Some Haverhill children, who otherwise would not have had much to celebrate this past Christmas, were able to buy gifts for their families because of a program called Heroes and Helpers organized by the Haverhill Police and Fire Departments.
The program identified kids who were living near the poverty level and, with the help of donations from a number of local businesses and individuals, were paired with an officer or firefighter who took them for a shopping spree at Target. Officer Nicole Donnelly, a school resource officer, who helped create the program three years ago discussed the program with Haverhill city councilors last night.
“We started off with 25 kids, went to Target. We had a pizza party. Then, we went shopping with the kids and it was fun. This year, with the generosity of 15 separate companies, schools, businesses, people, we were able to help 100 kids and have money left over for next year when we do this again,” she said.

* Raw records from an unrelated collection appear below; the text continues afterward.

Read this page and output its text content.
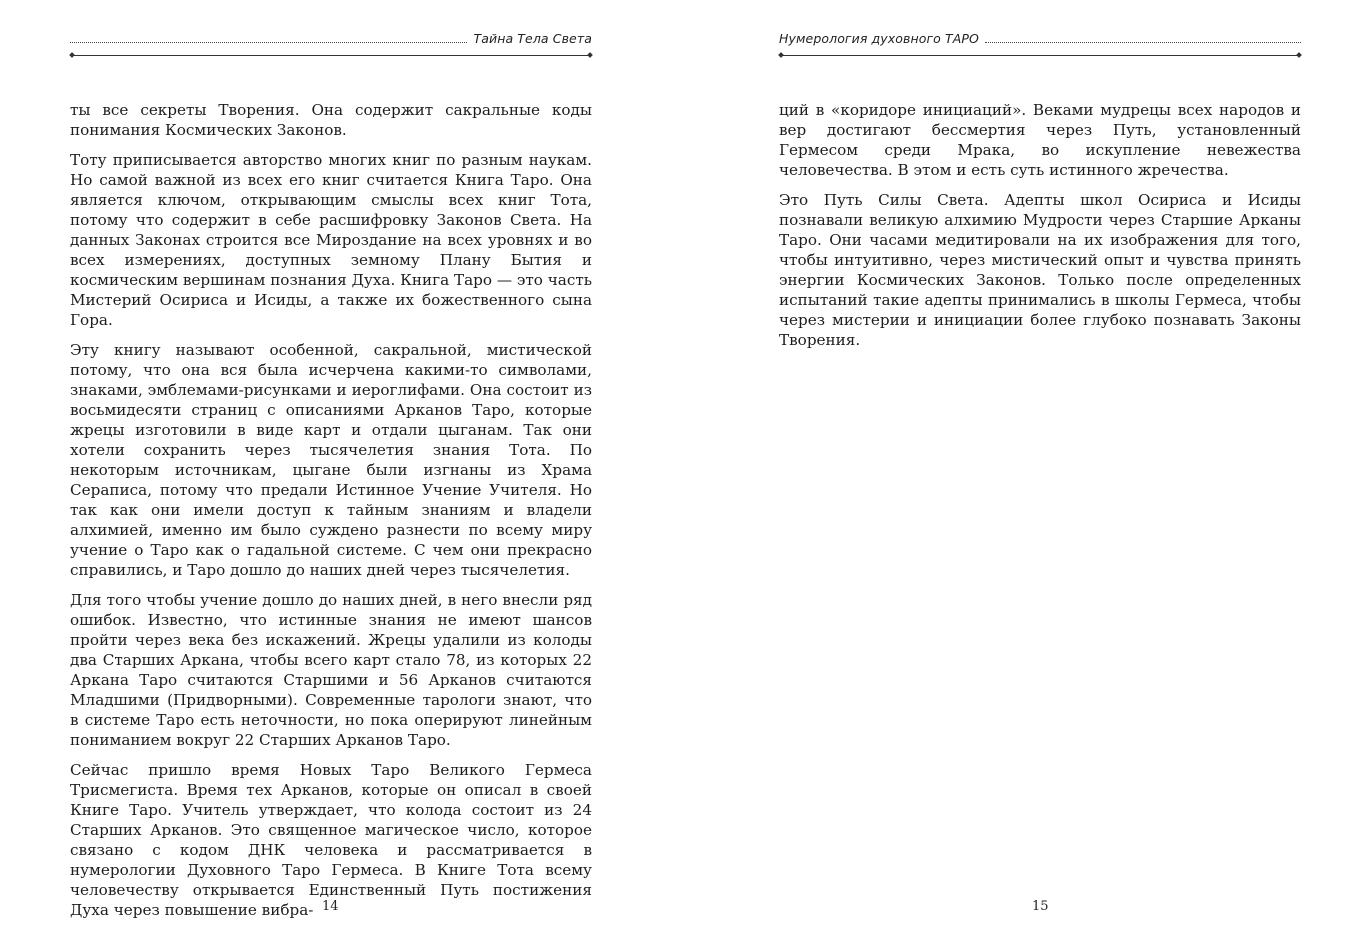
Тайна Тела Света

ты все секреты Творения. Она содержит сакральные коды понимания Космических Законов.

Тоту приписывается авторство многих книг по разным наукам. Но самой важной из всех его книг считается Книга Таро. Она является ключом, открывающим смыслы всех книг Тота, потому что содержит в себе расшифровку Законов Света. На данных Законах строится все Мироздание на всех уровнях и во всех измерениях, доступных земному Плану Бытия и космическим вершинам познания Духа. Книга Таро — это часть Мистерий Осириса и Исиды, а также их божественного сына Гора.

Эту книгу называют особенной, сакральной, мистической потому, что она вся была исчерчена какими-то символами, знаками, эмблемами-рисунками и иероглифами. Она состоит из восьмидесяти страниц с описаниями Арканов Таро, которые жрецы изготовили в виде карт и отдали цыганам. Так они хотели сохранить через тысячелетия знания Тота. По некоторым источникам, цыгане были изгнаны из Храма Сераписа, потому что предали Истинное Учение Учителя. Но так как они имели доступ к тайным знаниям и владели алхимией, именно им было суждено разнести по всему миру учение о Таро как о гадальной системе. С чем они прекрасно справились, и Таро дошло до наших дней через тысячелетия.

Для того чтобы учение дошло до наших дней, в него внесли ряд ошибок. Известно, что истинные знания не имеют шансов пройти через века без искажений. Жрецы удалили из колоды два Старших Аркана, чтобы всего карт стало 78, из которых 22 Аркана Таро считаются Старшими и 56 Арканов считаются Младшими (Придворными). Современные тарологи знают, что в системе Таро есть неточности, но пока оперируют линейным пониманием вокруг 22 Старших Арканов Таро.

Сейчас пришло время Новых Таро Великого Гермеса Трисмегиста. Время тех Арканов, которые он описал в своей Книге Таро. Учитель утверждает, что колода состоит из 24 Старших Арканов. Это священное магическое число, которое связано с кодом ДНК человека и рассматривается в нумерологии Духовного Таро Гермеса. В Книге Тота всему человечеству открывается Единственный Путь постижения Духа через повышение вибра- 14
Нумерология духовного ТАРО

ций в «коридоре инициаций». Веками мудрецы всех народов и вер достигают бессмертия через Путь, установленный Гермесом среди Мрака, во искупление невежества человечества. В этом и есть суть истинного жречества.

Это Путь Силы Света. Адепты школ Осириса и Исиды познавали великую алхимию Мудрости через Старшие Арканы Таро. Они часами медитировали на их изображения для того, чтобы интуитивно, через мистический опыт и чувства принять энергии Космических Законов. Только после определенных испытаний такие адепты принимались в школы Гермеса, чтобы через мистерии и инициации более глубоко познавать Законы Творения.

15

Donnelly said each child received about $100 to spend. She said money was supplemented by donations received from shoppers in the store who realized what was happening and donated gift cards and cash. She said, with the help of the fire department and her fellow school resource officers, Gillian Brignac and Milady Figueroa, they are hoping to double the number of children taking part next year.
Officers attended the City Council meeting after Councilor Joseph J. Bevilacqua invited Haverhill Police Chief Robert P. Pistone to speak about the department’s recent accreditation by the Commission on Accreditation for Law Enforcement Agencies. That accreditation is based on 180 standards which must be met
As reported previously by WHAV, Haverhill became only the fourth city in the state to achieve accreditation back in November. The other cities are Newton, Fall River and Danvers. Pistone told the Council it is actually quite an honor as, worldwide, only 5% of police departments have achieved such recognition.
“This isn’t just an award for us as a department. It’s something that the whole city, the whole community should be very proud of,” he said.
Councilors took the opportunity to ask the chief some policy questions. For example, Councilor Thomas J. Sullivan asked how the police were handling the issue of homelessness during the colder weather.
Pistone responded his officers are always on the lookout for people in need and find some way to help.
“We have a standing order when the weather gets real bad that we don’t leave them on the street. We either take them to the hospital. We’ve had times when it’s been really bad, come to the lobby of the police station and about four, five, six homeless people sleeping in the lobby,” the chief explained.
In response to a question by Councilor Michael S. McGonagle, the chief told the council he would follow the state’s lead on the issue of officer body cameras. He said while Haverhill police are very transparent, it is not something they plan to rush into because of costs. He explained the costs of cameras isn’t the largest expense, but rather data storage and archival systems can run into millions of dollars.